Dans le cadre de la comparaison des signes, elle compare les signes
et conclut que ceux-ci sont tout au plus faiblement similaires. En effet, la marque demandée serait un élément figuratif prégnant et se prononcerait au début avec le son moelleux [sch], la marque antérieure étant dur [tsch].
Elle réitère son affirmation selon laquelle «Chari» est un fleuve en Afrique centrale qui ne peut être protégé en tant qu’indication géographique ou pour lequel il existe un impératif de disponibilité.
Étant donné que les produits sont achetés à vue, la comparaison visuelle revêt une importance particulière. Il ne saurait être question d’un caractère distinctif accru de la marque invoquée à l’appui de l’opposition. Le client sera markentreu et sera sujet à confusion.
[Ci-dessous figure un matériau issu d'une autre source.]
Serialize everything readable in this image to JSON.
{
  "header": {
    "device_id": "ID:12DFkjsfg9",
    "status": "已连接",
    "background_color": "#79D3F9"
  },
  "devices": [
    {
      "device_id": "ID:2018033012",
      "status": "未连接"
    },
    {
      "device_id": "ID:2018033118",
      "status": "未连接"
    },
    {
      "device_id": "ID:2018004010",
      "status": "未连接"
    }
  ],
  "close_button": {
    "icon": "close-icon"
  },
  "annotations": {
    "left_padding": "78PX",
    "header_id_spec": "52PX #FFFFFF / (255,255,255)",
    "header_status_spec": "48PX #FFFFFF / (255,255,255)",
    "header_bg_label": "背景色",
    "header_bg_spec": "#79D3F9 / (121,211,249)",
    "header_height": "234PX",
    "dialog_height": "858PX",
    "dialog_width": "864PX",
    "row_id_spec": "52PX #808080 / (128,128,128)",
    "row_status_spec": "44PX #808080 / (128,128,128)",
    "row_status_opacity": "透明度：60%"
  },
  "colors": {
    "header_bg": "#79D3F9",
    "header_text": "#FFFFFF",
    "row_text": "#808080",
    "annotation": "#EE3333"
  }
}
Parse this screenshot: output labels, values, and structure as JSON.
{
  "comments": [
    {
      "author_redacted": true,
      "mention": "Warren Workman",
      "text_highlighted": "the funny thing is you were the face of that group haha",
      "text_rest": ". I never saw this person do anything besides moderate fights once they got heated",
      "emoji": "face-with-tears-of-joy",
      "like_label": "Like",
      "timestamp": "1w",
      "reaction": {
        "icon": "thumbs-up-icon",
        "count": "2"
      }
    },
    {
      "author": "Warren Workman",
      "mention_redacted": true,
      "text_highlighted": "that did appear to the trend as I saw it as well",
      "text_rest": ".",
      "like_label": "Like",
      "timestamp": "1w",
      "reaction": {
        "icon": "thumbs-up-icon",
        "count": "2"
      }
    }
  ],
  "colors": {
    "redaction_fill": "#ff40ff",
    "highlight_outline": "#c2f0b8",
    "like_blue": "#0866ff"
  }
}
9 Dans son mémoire en défense, la défenderesse conclut au rejet du recours et aux produits contestés «boissons à base de thé; Les boissons à base de thé aux goûts de fruits de la classe 30 ainsi que tous les services de la classe 43. Elle conteste en détail les développements de la réclamation. Elle reproche à la requérante de se référer au numéro de demande erroné et à la marque antérieure erronée. Elle produit avec le mémoire en défense une preuve du renouvellement de la marque invoquée à l’appui de l’opposition no 302008076948 à 2028. Elle invoque une nouvelle fois le caractère distinctif accru de la marque invoquée à l’appui de l’opposition en produisant de nombreux documents désignés comme confidentiels. L’opposante aurait réalisé des chiffres d’affaires importants avec ses produits et poursuivrait des objectifs d’intérêt général. Il n’y aurait pas de cours d’eau appelé «Chari», ainsi qu’il ressort de l’article allemand de Wikipédia, le fleuve «Schari» visé par la requérante. Ce fleuve serait inconnu du consommateur moyen. Les autres produits contestés compris dans la classe 30 (crème glacée, etc.) sont également similaires au thé. En conclusion, la décision de la division d’opposition serait, pour les produits contestés, «boissons à base de thé»; Maintenir les boissons à base de thé avec goût de fruit dans la classe 30 ainsi que tous les services de la classe 43.
Considérants
10 Le recours n’est pas fondé. Conformément à l’article 8, paragraphe 1, sous b), du RMUE, il existe un risque de confusion avec la marque allemande antérieure no 302008076948, dont le renouvellement a été prouvé et qui est en vigueur.
Il est donc recevable.
11 Seule la demanderesse a formé un recours et l’a limité aux produits et services énumérés au point 1 du dispositif de la décision attaquée. Ce n’est que pour ceux- ci qu’elle est lésée conformément à l’article 67, première phrase, du RMUE.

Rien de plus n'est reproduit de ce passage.